CUR-Aanbevelingen 106 en 112 maken het mogelijk om fijn en/of grof betongranulaat toe te kunnen passen in beton in hogere gehalten dan toegestaan in NEN 8005. Een nadeel van deze aanbevelingen is dat de constructeur moet rekenen met correctiefactoren voor de constructieve eigenschappen. In de ontwerpfase is vaak nog niet bekend of bij de bouw ook daadwerkelijk gebruik zal worden gemaakt van de mogelijkheden van CUR-Aanbevelingen 106 en 112, waardoor eigenlijk 2 ontwerpen zouden moeten worden gemaakt. Dit is vaak ongewenst en daardoor wordt er minder gebruik gemaakt van deze mogelijkheid.
Met de opkomst van innovatieve recyclingmethoden kunnen fijne en grove betongranulaten worden geproduceerd met een lager gehalte aan cementsteen. Hierdoor kunnen de eigenschappen van beton vervaardigd met deze innovatieve betongranulaten beter zijn dan die van beton vervaardigd met traditionele betongranulaten. Om de toepassingsmogelijkheden van deze innovatieve betongranulaten in beton optimaal te benutten, is deze CROW-CUR Aanbeveling opgesteld. Hierin is afhankelijk van de kwaliteit van het geproduceerde fijne en grove betongranulaat een maximaal toelaatbaar gehalte aan deze betongranulaten in het beton aangegeven, waarbij de constructieve rekenregels ongewijzigd gehanteerd kunnen worden (geen correctiefactoren) en de technische duurzaamheid (weerstand tegen aantastingsmechanismen) gewaarborgd is.

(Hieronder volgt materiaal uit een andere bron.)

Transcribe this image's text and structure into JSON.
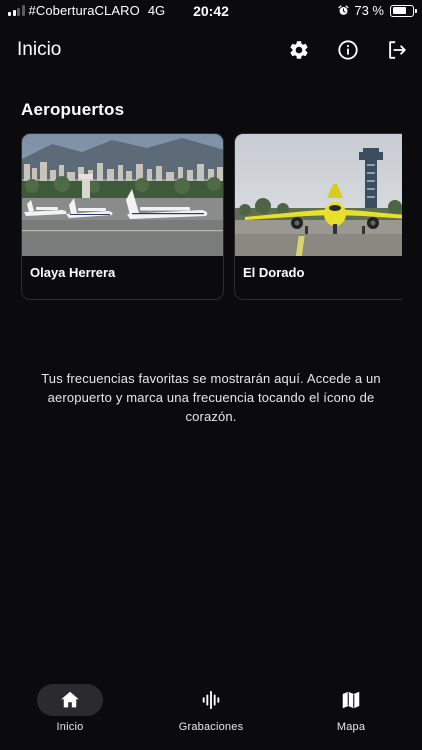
{
  "status_bar": {
    "carrier": "#CoberturaCLARO",
    "network": "4G",
    "time": "20:42",
    "battery_text": "73 %",
    "battery_level": 0.73
  },
  "header": {
    "title": "Inicio"
  },
  "airports": {
    "section_title": "Aeropuertos",
    "items": [
      {
        "name": "Olaya Herrera"
      },
      {
        "name": "El Dorado"
      }
    ]
  },
  "favorites": {
    "empty_message": "Tus frecuencias favoritas se mostrarán aquí. Accede a un aeropuerto y marca una frecuencia tocando el ícono de corazón."
  },
  "tabbar": {
    "items": [
      {
        "label": "Inicio",
        "icon": "home-icon",
        "active": true
      },
      {
        "label": "Grabaciones",
        "icon": "waveform-icon",
        "active": false
      },
      {
        "label": "Mapa",
        "icon": "map-icon",
        "active": false
      }
    ]
  },
  "colors": {
    "background": "#0b0b0d",
    "card_border": "#2c2c30",
    "active_tab": "#2b2b2f",
    "text": "#ffffff",
    "plane_yellow": "#e8e02a"
  }
}
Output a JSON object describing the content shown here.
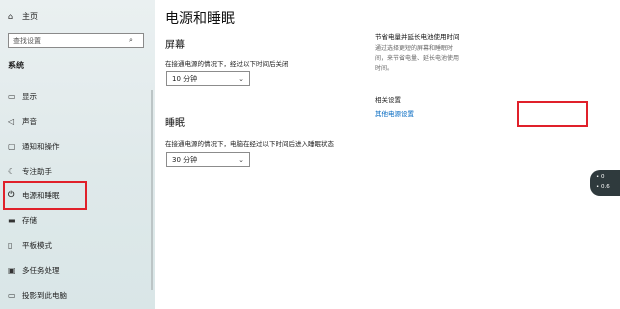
{
  "sidebar": {
    "home": "主页",
    "search_placeholder": "查找设置",
    "section": "系统",
    "items": [
      {
        "label": "显示"
      },
      {
        "label": "声音"
      },
      {
        "label": "通知和操作"
      },
      {
        "label": "专注助手"
      },
      {
        "label": "电源和睡眠"
      },
      {
        "label": "存储"
      },
      {
        "label": "平板模式"
      },
      {
        "label": "多任务处理"
      },
      {
        "label": "投影到此电脑"
      }
    ]
  },
  "main": {
    "title": "电源和睡眠",
    "screen": {
      "heading": "屏幕",
      "label": "在接通电源的情况下，经过以下时间后关闭",
      "value": "10 分钟"
    },
    "sleep": {
      "heading": "睡眠",
      "label": "在接通电源的情况下，电脑在经过以下时间后进入睡眠状态",
      "value": "30 分钟"
    }
  },
  "related": {
    "tip_title": "节省电量并延长电池使用时间",
    "tip_desc": "通过选择更短的屏幕和睡眠时间，来节省电量、延长电池使用时间。",
    "settings_title": "相关设置",
    "link": "其他电源设置"
  },
  "network": {
    "upload": "0",
    "download": "0.6"
  },
  "colors": {
    "accent": "#0067c0",
    "highlight": "#e0202a"
  }
}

Deze CROW-CUR Aanbeveling is inhoudelijk gebaseerd op de resultaten verkregen in een uitgebreid onderzoek aan beton vervaardigd met fijne en grove betongranulaten geproduceerd met twee innovatieve recyclingmethoden, die zijn vastgelegd in een achtergrondrapport. Het onderzochte beton heeft een 28-daagse druksterkte van ca. 45 MPa, waarbij maximaal 60%V/V van het fijne toeslagmateriaal en maximaal 100%V/V van het grove toeslagmateriaal is vervangen door respectievelijk fijn en grof betongranulaat.
Deze CROW-CUR Aanbeveling is opgesteld door CROW-werkgroep N1482 ‘Nieuwe recyclingmethoden voor toeslagmaterialen’. Op het moment van verschijnen van deze Aanbeveling was de samenstelling van de werkgroep als volgt:
Mark Verbaten (ABT, voorzitter)
Ad van Leest (CROW, secretaris en begeleider)
Peter Broere (BRBS Recycling)
Sonja Fennis (RWS-GPO)
Harry Hofman (GBN)
Vincent Jansen (Rutte Groep/BMR)
Marc Ottelé (Heijmans/Bouwend Nederland)
Koos Schenk (Rutte Groep/SmartCrusher)
Ludwig Temme (Gemeente Amersfoort)
John Thoonen (K3Delta/Cascade)
Edwin Vermeulen (Betonhuis)
Siska Valcke (TNO, rapporteur)
Gert van der Wegen (SGS INTRON, rapporteur)
De uitgave van deze Aanbeveling is mede mogelijk gemaakt door een financiële bijdrage van: Klimaatenvelop, Betonhuis/Cement & BetonCentrum, Rijkswaterstaat-GPO, Bouwend Nederland, SKKB en Cascade.
De inhoud van deze CROW-CUR Aanbeveling 127 is voorafgaand aan het verschijnen, gedeeld met de leden van NEN-normcommissie 353 039 ‘Beton’ en NEN-normcommissie 351 001 09 ‘TGB-Betonconstructies’. De daaruit volgende reacties en commentaren zijn voor zover als mogelijk verwerkt in deze aanbeveling.